The agency said on its Twitter account that all of the diplomats left Canada due to planned rotation, not expulsion.

“Canadian media reports of Russian diplomats being expelled from Canada are surprising, as they left in 2011 on completing their secondment,” said the message.

Multiple sources within the diplomatic community say at least of two of the staffers — defence attache Lt.-Col. Dmitry Fedorchatenko and Third Secretary Konstantin Kolpakov — left the country weeks before the arrest of Sub-Lt. Jeffrey Delisle on charges of violating the Security of Information Act.

Delisle, 40, spent almost his entire career in intelligence and, at one time, worked in the military’s nerve-centre at National Defence Headquarters.

He is charged under the security law with passing secrets to a “foreign entity.” Speculation — fuelled by leaks to the media — has centred on Russia.

Fedorchatenko was honoured with a party and plaque by foreign colleagues just before he departed in November, while Kolpakov’s going-away bash was held in downtown Ottawa on Dec. 8.

“Please be advised that I am leaving the country for good in the end of December, 2011,” Kolpakov wrote last month in an email note. “On myself I would like to highlight that it was a real pleasure to work in Canada. I wish you all the best, well-being and prosperity!”

Although not discounting the allegation of spying, those who knew the pair among foreign missions were mystified at the suggestion they were expelled.

“It was well-known last fall that they were leaving. Their time was up,” said one senior European diplomat, who asked not to be named. “It’s all very bizarre.”

Doug Thomas, of Strategic Defence Solutions Inc., said parties are never held for those declared persona non-grata, and there wasn’t even a hint of suspicion in these cases.

“If an embassy official — or an attache — is PNG’ed, there’s no farewell reception, there’s nothing. They disappear within days and they go home just like that,” said Thomas, whose company deals with Russian military exports.

Both Fedorchatenko and Kolpakov’s replacements are already on the job in Ottawa.

Thomas said the new diplomats “have not gone to ground as you’d expect” if there was a behind-the-scenes diplomatic row.

The Harper government remained silent about the case on Friday, refusing to confirm reports of the expulsions. Foreign Affairs spokesman Claude Rochon did not respond to questions.

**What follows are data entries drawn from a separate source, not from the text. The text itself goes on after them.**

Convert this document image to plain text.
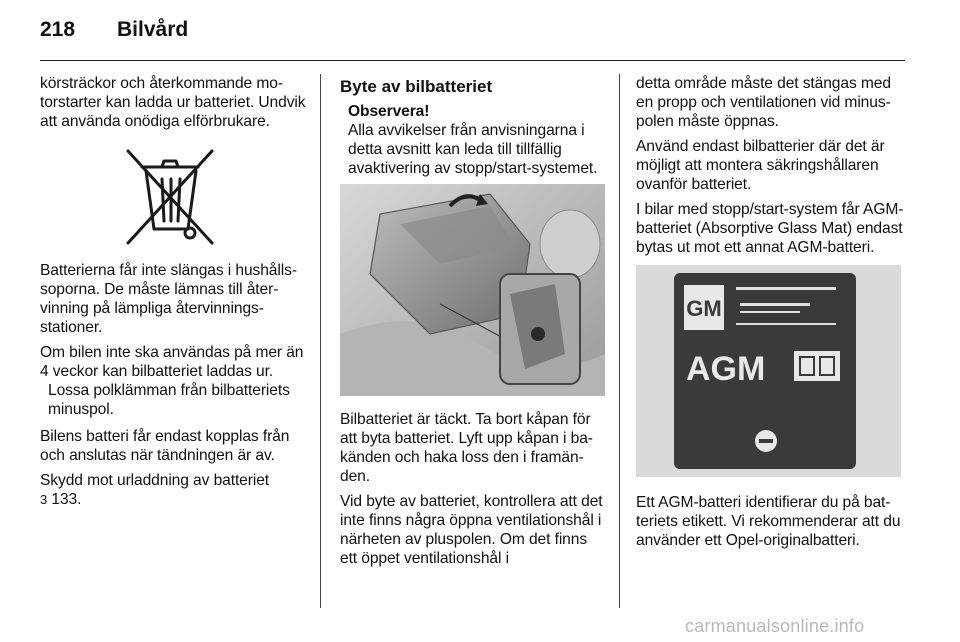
218 Bilvård

körsträckor och återkommande motorstarter kan ladda ur batteriet. Undvik att använda onödiga elförbrukare.

Batterierna får inte slängas i hushållssoporna. De måste lämnas till återvinning på lämpliga återvinningsstationer.

Om bilen inte ska användas på mer än 4 veckor kan bilbatteriet laddas ur.

Lossa polklämman från bilbatteriets minuspol.

Bilens batteri får endast kopplas från och anslutas när tändningen är av.

Skydd mot urladdning av batteriet
3 133.

Byte av bilbatteriet

Observera!

Alla avvikelser från anvisningarna i detta avsnitt kan leda till tillfällig avaktivering av stopp/start-systemet.

Bilbatteriet är täckt. Ta bort kåpan för att byta batteriet. Lyft upp kåpan i bakänden och haka loss den i framänden.

Vid byte av batteriet, kontrollera att det inte finns några öppna ventilationshål i närheten av pluspolen. Om det finns ett öppet ventilationshål i

detta område måste det stängas med en propp och ventilationen vid minuspolen måste öppnas.

Använd endast bilbatterier där det är möjligt att montera säkringshållaren ovanför batteriet.

I bilar med stopp/start-system får AGM-batteriet (Absorptive Glass Mat) endast bytas ut mot ett annat AGM-batteri.

GM
AGM

Ett AGM-batteri identifierar du på batteriets etikett. Vi rekommenderar att du använder ett Opel-originalbatteri.

carmanualsonline.info
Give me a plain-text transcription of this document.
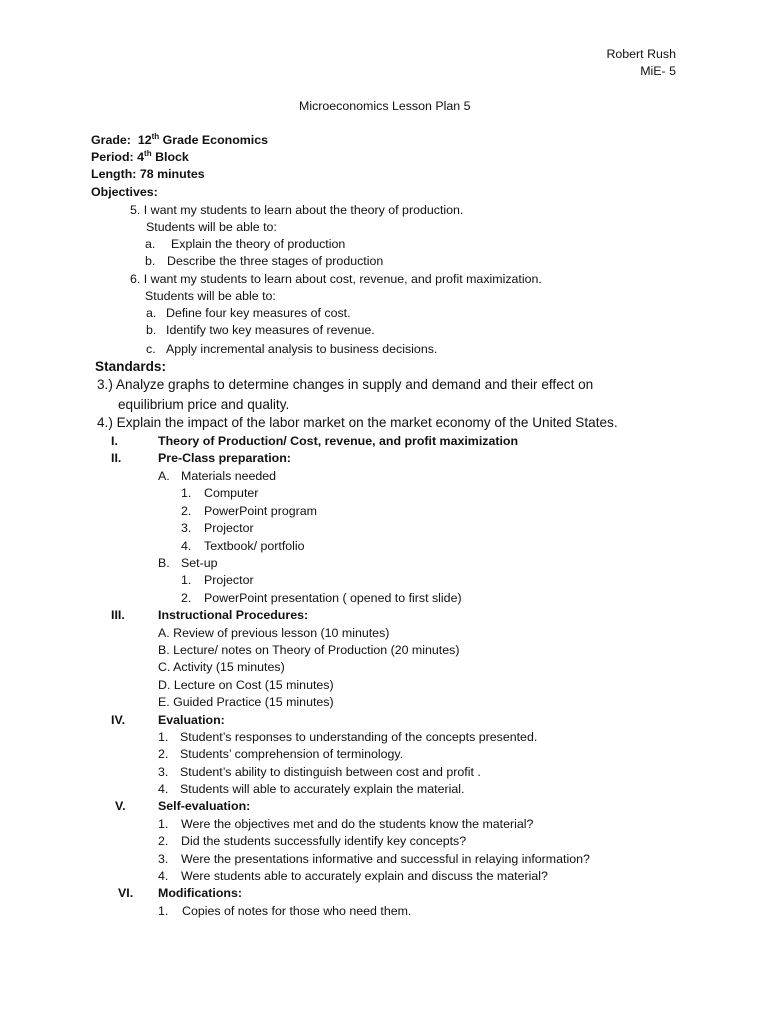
Robert Rush
MiE- 5
Microeconomics Lesson Plan 5
Grade: 12th Grade Economics
Period: 4th Block
Length: 78 minutes
Objectives:
5. I want my students to learn about the theory of production.
Students will be able to:
a. Explain the theory of production
b. Describe the three stages of production
6. I want my students to learn about cost, revenue, and profit maximization.
Students will be able to:
a. Define four key measures of cost.
b. Identify two key measures of revenue.
c. Apply incremental analysis to business decisions.
Standards:
3.) Analyze graphs to determine changes in supply and demand and their effect on
equilibrium price and quality.
4.) Explain the impact of the labor market on the market economy of the United States.
I.	Theory of Production/ Cost, revenue, and profit maximization
II.	Pre-Class preparation:
A. Materials needed
1. Computer
2. PowerPoint program
3. Projector
4. Textbook/ portfolio
B. Set-up
1. Projector
2. PowerPoint presentation ( opened to first slide)
III.	Instructional Procedures:
A. Review of previous lesson (10 minutes)
B. Lecture/ notes on Theory of Production (20 minutes)
C. Activity (15 minutes)
D. Lecture on Cost (15 minutes)
E. Guided Practice (15 minutes)
IV.	Evaluation:
1. Student’s responses to understanding of the concepts presented.
2. Students’ comprehension of terminology.
3. Student’s ability to distinguish between cost and profit .
4. Students will able to accurately explain the material.
V.	Self-evaluation:
1. Were the objectives met and do the students know the material?
2. Did the students successfully identify key concepts?
3. Were the presentations informative and successful in relaying information?
4. Were students able to accurately explain and discuss the material?
VI. Modifications:
1. Copies of notes for those who need them.
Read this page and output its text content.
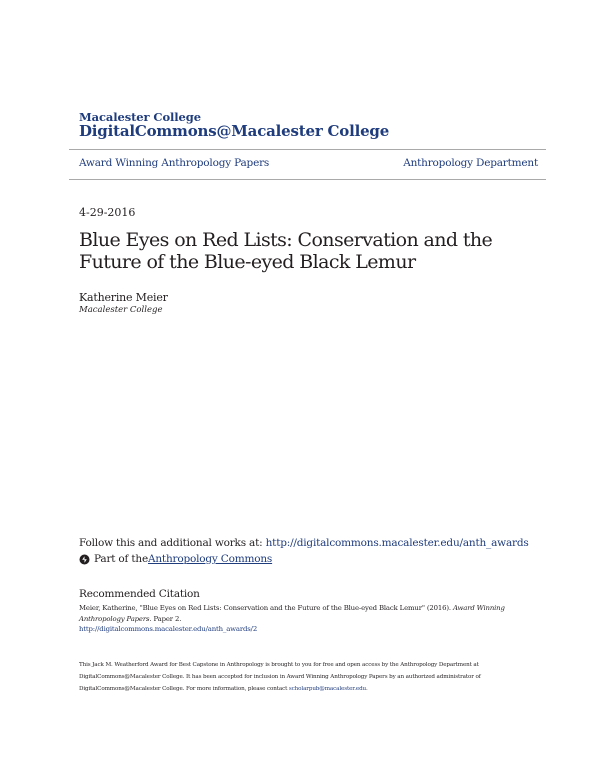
Macalester College
DigitalCommons@Macalester College
Award Winning Anthropology Papers	Anthropology Department
4-29-2016
Blue Eyes on Red Lists: Conservation and the Future of the Blue-eyed Black Lemur
Katherine Meier
Macalester College
Follow this and additional works at: http://digitalcommons.macalester.edu/anth_awards
Part of the Anthropology Commons
Recommended Citation
Meier, Katherine, "Blue Eyes on Red Lists: Conservation and the Future of the Blue-eyed Black Lemur" (2016). Award Winning Anthropology Papers. Paper 2.
http://digitalcommons.macalester.edu/anth_awards/2
This Jack M. Weatherford Award for Best Capstone in Anthropology is brought to you for free and open access by the Anthropology Department at DigitalCommons@Macalester College. It has been accepted for inclusion in Award Winning Anthropology Papers by an authorized administrator of DigitalCommons@Macalester College. For more information, please contact scholarpub@macalester.edu.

Public Safety Minister Vic Toews had little to say.

“I’m not aware of why those individuals left Canada,” said Toews, minister responsible for Canada’s intelligence service.

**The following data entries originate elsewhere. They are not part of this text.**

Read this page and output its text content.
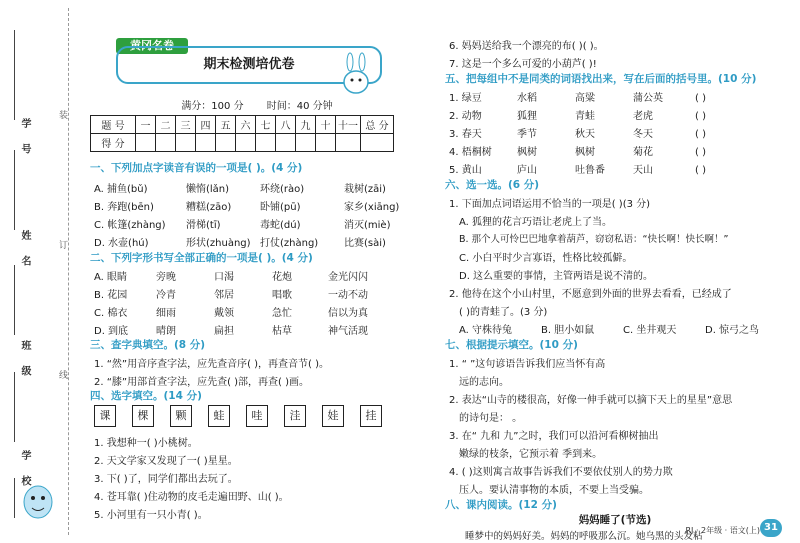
学 号
姓 名
班 级
学 校
装
订
线
黄冈名卷
期末检测培优卷
满分：100 分 时间：40 分钟
题 号	一	二	三	四	五	六	七	八	九	十	十一	总 分
得 分												
一、下列加点字读音有误的一项是( )。(4 分)
A. 捕鱼(bǔ)	懒惰(lǎn)	环绕(rào)	栽树(zāi)
B. 奔跑(bēn)	糟糕(zāo)	卧铺(pū)	家乡(xiāng)
C. 帐篷(zhàng) 滑梯(tī)	毒蛇(dú)	消灭(miè)
D. 水壶(hú)	形状(zhuàng) 打仗(zhàng)	比赛(sài)
二、下列字形书写全部正确的一项是( )。(4 分)
A. 眼睛	旁晚	口渴	花炮	金光闪闪
B. 花园	冷青	邻居	唱歌	一动不动
C. 棉衣	细雨	戴领	急忙	信以为真
D. 到底	晴朗	扁担	枯草	神气活现
三、查字典填空。(8 分)
1. “然”用音序查字法，应先查音序( )，再查音节( )。
2. “膝”用部首查字法，应先查( )部，再查( )画。
四、选字填空。(14 分)
课 棵 颗 蛙 哇 洼 娃 挂
1. 我想种一( )小桃树。
2. 天文学家又发现了一( )星星。
3. 下( )了，同学们都出去玩了。
4. 苍耳靠( )住动物的皮毛走遍田野、山( )。
5. 小河里有一只小青( )。
6. 妈妈送给我一个漂亮的布( )( )。
7. 这是一个多么可爱的小葫芦( )!
五、把每组中不是同类的词语找出来，写在后面的括号里。(10 分)
1. 绿豆	水稻	高粱	蒲公英	( )
2. 动物	狐狸	青蛙	老虎	( )
3. 春天	季节	秋天	冬天	( )
4. 梧桐树	枫树	枫树	菊花	( )
5. 黄山	庐山	吐鲁番	天山	( )
六、选一选。(6 分)
1. 下面加点词语运用不恰当的一项是( )(3 分)
A. 狐狸的花言巧语让老虎上了当。
B. 那个人可怜巴巴地拿着葫芦，窃窃私语：“快长啊！快长啊！”
C. 小白平时少言寡语，性格比较孤僻。
D. 这么重要的事情，主管两语是说不清的。
2. 他待在这个小山村里，不愿意到外面的世界去看看，已经成了
( )的青蛙了。(3 分)
A. 守株待兔	B. 胆小如鼠	C. 坐井观天	D. 惊弓之鸟
七、根据提示填空。(10 分)
1. “ ”这句谚语告诉我们应当怀有高
远的志向。
2. 表达“山寺的楼很高，好像一伸手就可以摘下天上的星星”意思
的诗句是： 。
3. 在“ 九和 九”之时，我们可以沿河看柳树抽出
嫩绿的枝条，它预示着 季到来。
4. ( )这则寓言故事告诉我们不要依仗别人的势力欺
压人。要认清事物的本质，不要上当受骗。
八、课内阅读。(12 分)
妈妈睡了(节选)
睡梦中的妈妈好美。妈妈的呼吸那么沉。她乌黑的头发粘
RJ · 2年级 · 语文(上) 31
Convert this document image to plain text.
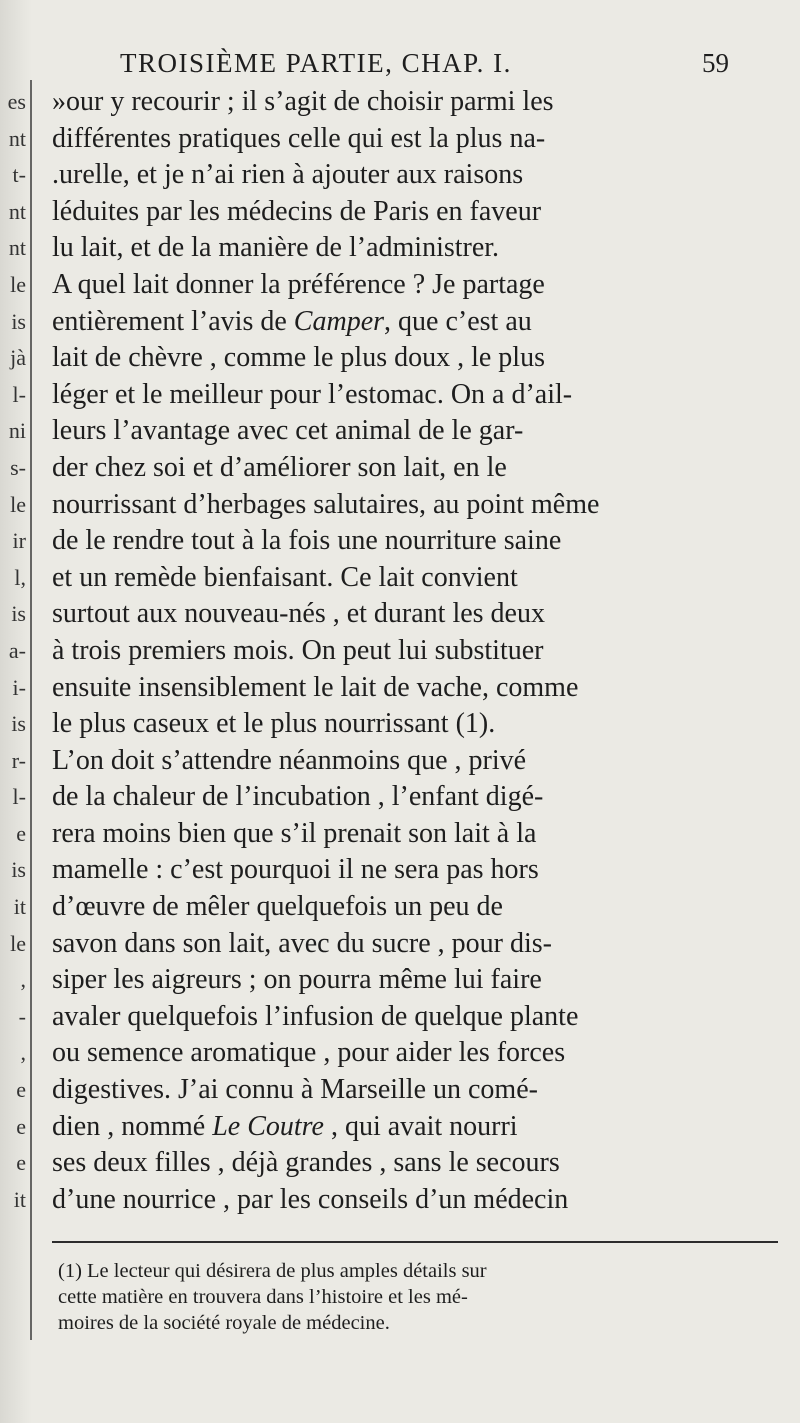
es
nt
t-
nt
nt
le
is
jà
l-
ni
s-
le
ir
l,
is
a-
i-
is
r-
l-
e
is
it
le
,
-
,
e
e
e
it
TROISIÈME PARTIE, CHAP. I.	59
»our y recourir ; il s’agit de choisir parmi les
différentes pratiques celle qui est la plus na-
.urelle, et je n’ai rien à ajouter aux raisons
léduites par les médecins de Paris en faveur
lu lait, et de la manière de l’administrer.
A quel lait donner la préférence ? Je partage
entièrement l’avis de Camper, que c’est au
lait de chèvre , comme le plus doux , le plus
léger et le meilleur pour l’estomac. On a d’ail-
leurs l’avantage avec cet animal de le gar-
der chez soi et d’améliorer son lait, en le
nourrissant d’herbages salutaires, au point même
de le rendre tout à la fois une nourriture saine
et un remède bienfaisant. Ce lait convient
surtout aux nouveau-nés , et durant les deux
à trois premiers mois. On peut lui substituer
ensuite insensiblement le lait de vache, comme
le plus caseux et le plus nourrissant (1).
L’on doit s’attendre néanmoins que , privé
de la chaleur de l’incubation , l’enfant digé-
rera moins bien que s’il prenait son lait à la
mamelle : c’est pourquoi il ne sera pas hors
d’œuvre de mêler quelquefois un peu de
savon dans son lait, avec du sucre , pour dis-
siper les aigreurs ; on pourra même lui faire
avaler quelquefois l’infusion de quelque plante
ou semence aromatique , pour aider les forces
digestives. J’ai connu à Marseille un comé-
dien , nommé Le Coutre , qui avait nourri
ses deux filles , déjà grandes , sans le secours
d’une nourrice , par les conseils d’un médecin
(1) Le lecteur qui désirera de plus amples détails sur
cette matière en trouvera dans l’histoire et les mé-
moires de la société royale de médecine.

Defence expert Christian Leuprecht said all of the noise surrounding the case has the potential to destabilize Russia’s relationship with Canada, especially if Moscow believes leaks to the media are politically motivated.

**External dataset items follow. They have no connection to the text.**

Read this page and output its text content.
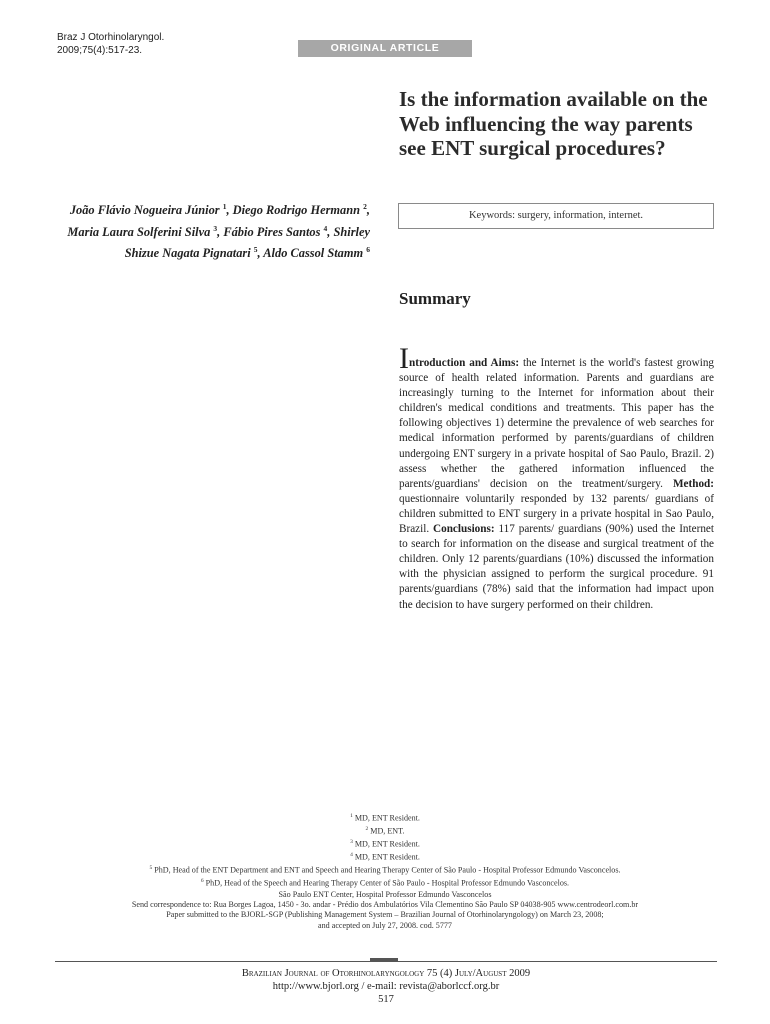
Braz J Otorhinolaryngol.
2009;75(4):517-23.	ORIGINAL ARTICLE
Is the information available on the Web influencing the way parents see ENT surgical procedures?
João Flávio Nogueira Júnior $^1$, Diego Rodrigo Hermann $^2$, Maria Laura Solferini Silva $^3$, Fábio Pires Santos $^4$, Shirley Shizue Nagata Pignatari $^5$, Aldo Cassol Stamm $^6$
Keywords: surgery, information, internet.
Summary
Introduction and Aims: the Internet is the world's fastest growing source of health related information. Parents and guardians are increasingly turning to the Internet for information about their children's medical conditions and treatments. This paper has the following objectives 1) determine the prevalence of web searches for medical information performed by parents/guardians of children undergoing ENT surgery in a private hospital of Sao Paulo, Brazil. 2) assess whether the gathered information influenced the parents/guardians' decision on the treatment/surgery. Method: questionnaire voluntarily responded by 132 parents/ guardians of children submitted to ENT surgery in a private hospital in Sao Paulo, Brazil. Conclusions: 117 parents/ guardians (90%) used the Internet to search for information on the disease and surgical treatment of the children. Only 12 parents/guardians (10%) discussed the information with the physician assigned to perform the surgical procedure. 91 parents/guardians (78%) said that the information had impact upon the decision to have surgery performed on their children.
$^1$ MD, ENT Resident.
$^2$ MD, ENT.
$^3$ MD, ENT Resident.
$^4$ MD, ENT Resident.
$^5$ PhD, Head of the ENT Department and ENT and Speech and Hearing Therapy Center of São Paulo - Hospital Professor Edmundo Vasconcelos.
$^6$ PhD, Head of the Speech and Hearing Therapy Center of São Paulo - Hospital Professor Edmundo Vasconcelos.
São Paulo ENT Center, Hospital Professor Edmundo Vasconcelos
Send correspondence to: Rua Borges Lagoa, 1450 - 3o. andar - Prédio dos Ambulatórios Vila Clementino São Paulo SP 04038-905 www.centrodeorl.com.br
Paper submitted to the BJORL-SGP (Publishing Management System – Brazilian Journal of Otorhinolaryngology) on March 23, 2008;
and accepted on July 27, 2008. cod. 5777
Brazilian Journal of Otorhinolaryngology 75 (4) July/August 2009
http://www.bjorl.org / e-mail: revista@aborlccf.org.br
517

He said the Harper government needs to tread a very fine line and take care not to alienate Russia to a great extent, despite the seriousness of the alleged spy case.

“We need to be careful for the sake of Canadian relations and Canada’s status in the world to not needlessly discredit the Russians, if there was little — or no Russian involvement,” said Leuprecht, an associate professor at the Royal Military College and Queen’s University in Kingston, Ont.

Whether it likes it or not, the West needs Russia to help influence Iran away from its burgeoning nuclear program and to help keep North Korea’s new, untested regime in check, he said.

Leuprecht said Ottawa would be better served by playing down Russia’s alleged involvement. “I don’t think it’s in the Canadian government’s interest to stir up trouble here.”

If the allegations against Delisle are true, the intelligence community would quickly assess what went wrong, said Geoffrey O’Brian, a former senior lawyer at the Canadian Security Intelligence Service.

“Why was he a weak link? How long was he a weak leak?” O’Brian said.

But officials would also determine who knew about the suspect’s access to secret material and whether there was an approval mechanism, as well as an auditing and monitoring process serving as a check on breaches, he added.

“It is important, it seems to me, to have a good internal security system to prevent exactly this.”

The Delisle matter returns to court next week.

Given that Canada is a full member of the North Atlantic Treaty Organization, it can be safely assumed that U.S. counterintelligence agencies “are fully involved in the Delisle case, and probably have been for several months,” said Joseph Fitsanakis, co-ordinator of the security and intelligence studies program at King College in Bristol, Tenn.